Choosing your off-campus apartment, or choosing whether to even move off campus in the first place can be a difficult decision. After you have taken tours of some apartments, you might feel stuck with choosing between them. There are many factors to consider.

Parking

Does your apartment or house come with parking spots included? Are there enough spaces for you and your roommates, or do you have to fight over the space? If there is no parking included, do your research and see if there is any free street parking nearby. Also, look into nearby parking garages. At my apartment on High Street, the parking garage nearby costs $90 per month, along with a $200 activation fee. That’s $1,280 for the year.

Laundry

Does your place have a washer and dryer included? If it doesn’t, laundry is going to be a hassle. You’ll either need to drive to the nearest laundromat (assuming that you are paying to park a car here to begin with) or you’ll need to be in walking distance to a laundromat. My biggest regret in choosing my apartment is not having a washer and dryer included. I live two blocks from a laundromat. It seemed close enough at the time, but it’s a hassle and time-consuming. I always put off doing it.

Sharing Rooms

If you plan on living with more than one other person, you will need to decide which people in the group are sharing a room, and which people are not. The biggest issue here is negotiating the pay difference between people who are sharing a room and people who aren’t. Sharing a room can be a huge money-saver, but make sure you’re paying less than people who have their own rooms.

Rent should be divided between rooms, not people. For example, if your rent for a three bedroom apartment is $2100, that means $700 per room. People sharing a room should pay $350 each. However, this can be debated if the rooms are all different sizes.

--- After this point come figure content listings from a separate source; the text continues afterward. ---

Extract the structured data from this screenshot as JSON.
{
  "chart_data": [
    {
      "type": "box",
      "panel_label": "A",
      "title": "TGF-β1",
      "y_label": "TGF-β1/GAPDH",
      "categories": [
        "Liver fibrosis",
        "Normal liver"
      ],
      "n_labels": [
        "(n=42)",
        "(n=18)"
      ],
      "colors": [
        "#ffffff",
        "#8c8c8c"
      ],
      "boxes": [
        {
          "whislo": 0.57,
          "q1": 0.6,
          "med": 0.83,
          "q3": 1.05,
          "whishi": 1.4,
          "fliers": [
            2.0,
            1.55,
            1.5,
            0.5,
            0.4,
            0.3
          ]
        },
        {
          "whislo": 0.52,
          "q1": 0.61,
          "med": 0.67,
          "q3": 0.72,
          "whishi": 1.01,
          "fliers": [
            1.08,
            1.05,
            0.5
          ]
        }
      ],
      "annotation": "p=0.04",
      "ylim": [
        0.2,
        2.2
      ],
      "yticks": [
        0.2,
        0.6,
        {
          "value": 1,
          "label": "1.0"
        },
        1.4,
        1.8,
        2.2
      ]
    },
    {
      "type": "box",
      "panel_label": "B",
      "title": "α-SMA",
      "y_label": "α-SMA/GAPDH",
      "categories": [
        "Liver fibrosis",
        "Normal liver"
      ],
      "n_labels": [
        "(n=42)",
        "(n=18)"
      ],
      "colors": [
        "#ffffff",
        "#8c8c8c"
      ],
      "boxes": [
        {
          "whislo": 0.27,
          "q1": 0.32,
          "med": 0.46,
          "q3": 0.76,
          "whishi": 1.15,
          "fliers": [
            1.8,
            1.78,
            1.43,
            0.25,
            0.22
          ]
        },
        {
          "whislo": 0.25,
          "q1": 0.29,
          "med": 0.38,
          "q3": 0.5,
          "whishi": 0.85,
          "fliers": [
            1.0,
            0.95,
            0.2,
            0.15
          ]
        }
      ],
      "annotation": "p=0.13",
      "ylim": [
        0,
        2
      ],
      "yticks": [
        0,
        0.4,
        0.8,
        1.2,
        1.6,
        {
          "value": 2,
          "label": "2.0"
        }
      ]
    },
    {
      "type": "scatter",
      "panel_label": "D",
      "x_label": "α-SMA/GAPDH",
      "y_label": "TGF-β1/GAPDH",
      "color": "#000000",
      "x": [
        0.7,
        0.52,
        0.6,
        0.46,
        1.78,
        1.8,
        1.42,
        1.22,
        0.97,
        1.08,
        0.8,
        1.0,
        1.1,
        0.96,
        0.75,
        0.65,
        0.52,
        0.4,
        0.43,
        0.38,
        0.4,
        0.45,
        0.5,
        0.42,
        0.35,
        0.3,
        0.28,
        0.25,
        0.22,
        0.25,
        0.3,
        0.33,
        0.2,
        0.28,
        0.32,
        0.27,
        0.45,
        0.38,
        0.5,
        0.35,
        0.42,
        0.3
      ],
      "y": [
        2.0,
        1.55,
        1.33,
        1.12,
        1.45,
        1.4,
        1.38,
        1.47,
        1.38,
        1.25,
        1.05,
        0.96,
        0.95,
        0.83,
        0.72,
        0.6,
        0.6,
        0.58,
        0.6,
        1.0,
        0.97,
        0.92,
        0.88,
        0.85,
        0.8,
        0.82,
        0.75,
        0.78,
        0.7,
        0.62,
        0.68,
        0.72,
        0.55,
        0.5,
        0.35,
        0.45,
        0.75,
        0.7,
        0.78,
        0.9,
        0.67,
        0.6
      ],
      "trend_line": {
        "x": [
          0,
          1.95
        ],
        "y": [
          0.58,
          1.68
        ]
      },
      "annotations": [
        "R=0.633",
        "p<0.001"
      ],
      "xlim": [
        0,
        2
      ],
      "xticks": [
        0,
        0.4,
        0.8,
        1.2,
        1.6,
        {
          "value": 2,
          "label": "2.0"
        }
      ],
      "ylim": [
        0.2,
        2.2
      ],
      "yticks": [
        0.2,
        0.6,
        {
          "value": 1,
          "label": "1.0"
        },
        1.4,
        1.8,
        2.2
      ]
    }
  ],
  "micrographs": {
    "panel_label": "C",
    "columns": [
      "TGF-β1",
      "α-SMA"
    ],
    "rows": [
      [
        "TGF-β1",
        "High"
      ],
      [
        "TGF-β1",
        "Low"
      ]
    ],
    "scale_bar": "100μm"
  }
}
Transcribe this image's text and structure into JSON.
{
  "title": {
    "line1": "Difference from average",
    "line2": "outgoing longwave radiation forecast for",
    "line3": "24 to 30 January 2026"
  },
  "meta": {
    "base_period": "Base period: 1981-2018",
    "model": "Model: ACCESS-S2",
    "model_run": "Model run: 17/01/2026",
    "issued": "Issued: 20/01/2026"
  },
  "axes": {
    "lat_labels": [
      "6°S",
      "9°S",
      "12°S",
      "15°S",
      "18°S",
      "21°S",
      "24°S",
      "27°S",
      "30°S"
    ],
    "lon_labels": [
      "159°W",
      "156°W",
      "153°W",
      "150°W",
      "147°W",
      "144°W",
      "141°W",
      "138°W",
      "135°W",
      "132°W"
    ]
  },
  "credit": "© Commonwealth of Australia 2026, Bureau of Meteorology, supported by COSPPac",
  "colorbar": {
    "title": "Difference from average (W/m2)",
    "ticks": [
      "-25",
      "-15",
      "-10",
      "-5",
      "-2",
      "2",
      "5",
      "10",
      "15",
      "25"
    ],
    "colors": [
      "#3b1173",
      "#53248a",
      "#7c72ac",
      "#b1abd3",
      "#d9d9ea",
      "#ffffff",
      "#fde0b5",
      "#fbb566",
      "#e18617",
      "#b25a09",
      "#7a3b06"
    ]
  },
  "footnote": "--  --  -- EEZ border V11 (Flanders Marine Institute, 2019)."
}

In a three bedroom apartment between some students I know, two of the roommates are sharing a room, and the other two have their own rooms. Instead of the two roommates dividing the cost of the one room, they signed a deal to pay only $50 less per person for sharing a room. This means that the people with their own rooms are only paying $50 more per month for this huge benefit. Make sure your division of rent is fair before signing on it.

Breaks

When deciding if moving off campus is right for you, keep in mind that most leases run from June to June. This means that you’ll still have to pay rent all summer if you only plan to move in at the end of August. And, if you go home for the six-week winter break, that’s another month and a half worth of rent wasted. Make sure that the money you’re putting in is worth it.